Factors controlling long-term carbon sequestration in the paleo-Yellow River delta: Implications for future delta management

Abstract

River deltas have contributed to the regulation of atmospheric CO2 concentrations throughout Earth's history, but the capacity and controlling factors for deltas to serve as permanent carbon sinks over the long term are unclear. To address this issue, we carried out a high-resolution assessment of carbon burial in a well-dated sediment core (BXZK13) from the paleo-Yellow River delta on the west coast of the Bohai Bay. We found that the sedimentary environments in core BXZK13 since the Late Pleistocene (∼84 k cal yr B.P.) were divided into seven depositional units. The apparent mass accumulation rate (AMAR) of total organic carbon (TOC) and total inorganic carbon (TIC) varied significantly between depositional units. The average rates were highest in delta front deposits (TOC: 135 g m−2 yr−1, TIC: 333 g m−2 yr−1).

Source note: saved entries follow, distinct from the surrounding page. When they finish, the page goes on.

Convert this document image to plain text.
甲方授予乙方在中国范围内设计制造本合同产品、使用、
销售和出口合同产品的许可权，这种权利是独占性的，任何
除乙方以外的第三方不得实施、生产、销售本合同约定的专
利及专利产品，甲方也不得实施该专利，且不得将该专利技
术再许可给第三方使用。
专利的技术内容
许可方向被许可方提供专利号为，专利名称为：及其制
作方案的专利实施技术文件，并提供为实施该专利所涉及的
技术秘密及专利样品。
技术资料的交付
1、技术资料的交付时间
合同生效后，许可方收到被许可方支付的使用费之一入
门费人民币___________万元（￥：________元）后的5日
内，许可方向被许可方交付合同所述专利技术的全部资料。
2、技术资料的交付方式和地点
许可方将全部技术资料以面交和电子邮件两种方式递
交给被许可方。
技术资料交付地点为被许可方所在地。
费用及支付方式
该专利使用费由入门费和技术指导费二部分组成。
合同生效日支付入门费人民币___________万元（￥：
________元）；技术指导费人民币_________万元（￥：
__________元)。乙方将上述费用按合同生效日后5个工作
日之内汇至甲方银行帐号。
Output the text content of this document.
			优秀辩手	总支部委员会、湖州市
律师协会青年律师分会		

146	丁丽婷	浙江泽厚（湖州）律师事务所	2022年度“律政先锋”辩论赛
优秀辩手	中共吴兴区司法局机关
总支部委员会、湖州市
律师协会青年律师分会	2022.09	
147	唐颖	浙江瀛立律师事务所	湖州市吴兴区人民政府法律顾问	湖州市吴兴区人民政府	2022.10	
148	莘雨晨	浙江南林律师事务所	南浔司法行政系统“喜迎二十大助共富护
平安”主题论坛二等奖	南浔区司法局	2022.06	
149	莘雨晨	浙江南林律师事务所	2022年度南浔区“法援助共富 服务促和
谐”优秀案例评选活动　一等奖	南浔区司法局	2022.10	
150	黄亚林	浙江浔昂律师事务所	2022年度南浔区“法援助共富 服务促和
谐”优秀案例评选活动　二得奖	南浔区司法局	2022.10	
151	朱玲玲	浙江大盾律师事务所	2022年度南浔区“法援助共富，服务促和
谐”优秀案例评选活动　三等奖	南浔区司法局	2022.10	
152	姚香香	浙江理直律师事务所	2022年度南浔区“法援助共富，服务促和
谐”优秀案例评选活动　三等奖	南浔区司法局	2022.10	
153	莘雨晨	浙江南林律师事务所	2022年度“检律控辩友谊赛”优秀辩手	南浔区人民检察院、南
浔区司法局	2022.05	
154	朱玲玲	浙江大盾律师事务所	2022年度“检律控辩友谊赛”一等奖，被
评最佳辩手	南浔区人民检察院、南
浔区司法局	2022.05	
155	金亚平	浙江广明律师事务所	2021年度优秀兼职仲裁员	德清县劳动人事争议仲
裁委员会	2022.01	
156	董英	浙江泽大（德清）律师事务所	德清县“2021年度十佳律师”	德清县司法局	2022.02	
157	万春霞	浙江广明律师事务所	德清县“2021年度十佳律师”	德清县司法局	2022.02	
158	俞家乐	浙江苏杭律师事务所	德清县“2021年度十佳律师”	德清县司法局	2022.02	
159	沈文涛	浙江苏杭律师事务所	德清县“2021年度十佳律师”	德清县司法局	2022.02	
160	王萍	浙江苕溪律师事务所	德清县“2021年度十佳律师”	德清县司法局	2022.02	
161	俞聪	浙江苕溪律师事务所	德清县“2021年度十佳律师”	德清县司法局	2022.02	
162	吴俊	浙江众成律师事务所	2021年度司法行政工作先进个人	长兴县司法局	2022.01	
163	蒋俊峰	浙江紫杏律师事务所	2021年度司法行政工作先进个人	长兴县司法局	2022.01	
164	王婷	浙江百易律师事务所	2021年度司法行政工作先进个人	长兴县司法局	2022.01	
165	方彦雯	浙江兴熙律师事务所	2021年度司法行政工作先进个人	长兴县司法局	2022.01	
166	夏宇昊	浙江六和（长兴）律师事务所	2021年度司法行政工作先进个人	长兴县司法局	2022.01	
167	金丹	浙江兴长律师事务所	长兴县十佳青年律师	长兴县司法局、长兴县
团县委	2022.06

Notably, the rates of carbon accumulation were dominated by TIC. The differences in the characteristics of TIC in the borehole compare to those of carbonates in Yellow River sediments and the positive correlation between TIC and Fe suggested that authigenic carbonate contributed significantly to long-term carbon burial in the delta. The apparent sedimentation rate (ASR) dominated the variations of the carbon AMAR, and the high clay and Fe content in the sediment enhanced TOC preservation and authigenic carbonate precipitation. Low concentrations of TIC were associated with several cold events, and there was a positive correlation between the chemical index of alteration and TIC. The implication was that climate may have affected the dynamics of inorganic carbon burial by regulating authigenic carbonate precipitation. These results enable a more thorough understanding of the factors that control long-term carbon sequestration, which is critical for both management purposes as well as assessment of the role of deltas in past and future climate change.